Railroad gave life and took life from community
Remember the article in the Shelby County Reporter story about Bob Kendrick whose round-trip to Bessemer to trade goods for his store at K-springs took three days?
I recently received an e-mail from Lawrence Kendrick Jr., a grandson of Bob.
He does not remember his grandfather, he said, because Bob died in a railroad accident in 1906. But he remembers his father Lawrence, the infant in the photograph accompanying the story, and his grandmother Susan Ella Davis Kendrick, the lady holding the infant..
He remembers, too, his Aunt Era, Bob and Susan Ella’s youngest daughter who shared old family photos and stories with me before her death around 20 years ago.
It was Era Kendrick Crim who first told me the story of her father’s accident.
She was around nine at the time.
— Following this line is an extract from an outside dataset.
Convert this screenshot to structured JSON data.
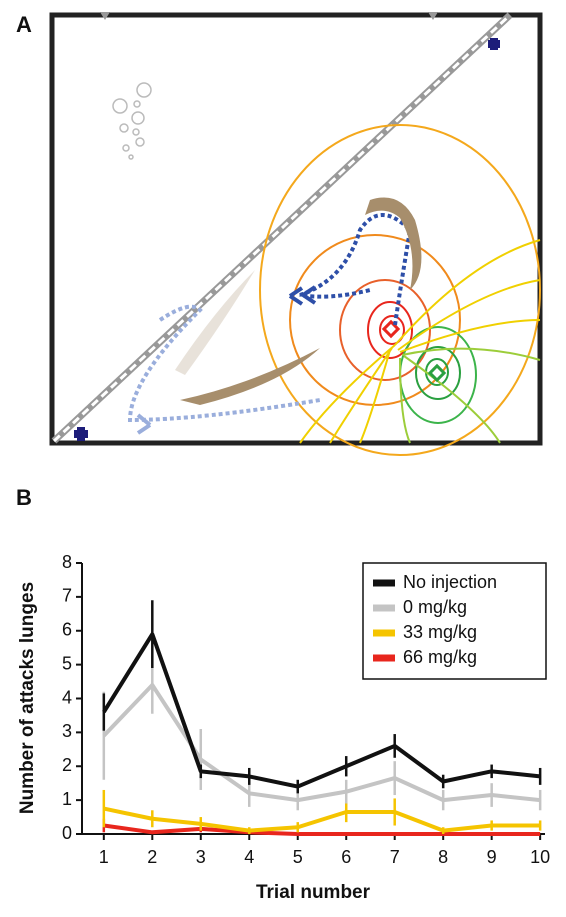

A union of farmers, who held meetings at the K-Springs church building, had convinced Bob to combine his store with theirs and operate one large store near where the railroad was going through The Narrows.
He began work at the new store while work was still being done on the store and the railroad. When railroad workers got ready to blast, they would blow a whistle, but one day they didn’t blow it soon enough.
Crim recalled, “There were eight men in the store and they all ran for cover, diving under the table and just anything. But they said my daddy just turned and leaned his head down against the big mantle. I guess he thought the chimney would protect him.”
But it didn’t. A large rock hit him on the head and killed him.
At the time of Bob’s death, Lawrence, the baby in the old, family photograph, would have been around 18.
The rock that killed Robert L. (Bob) Kendrick was placed on his grave in the Pleasant Valley Cemetery and is still there.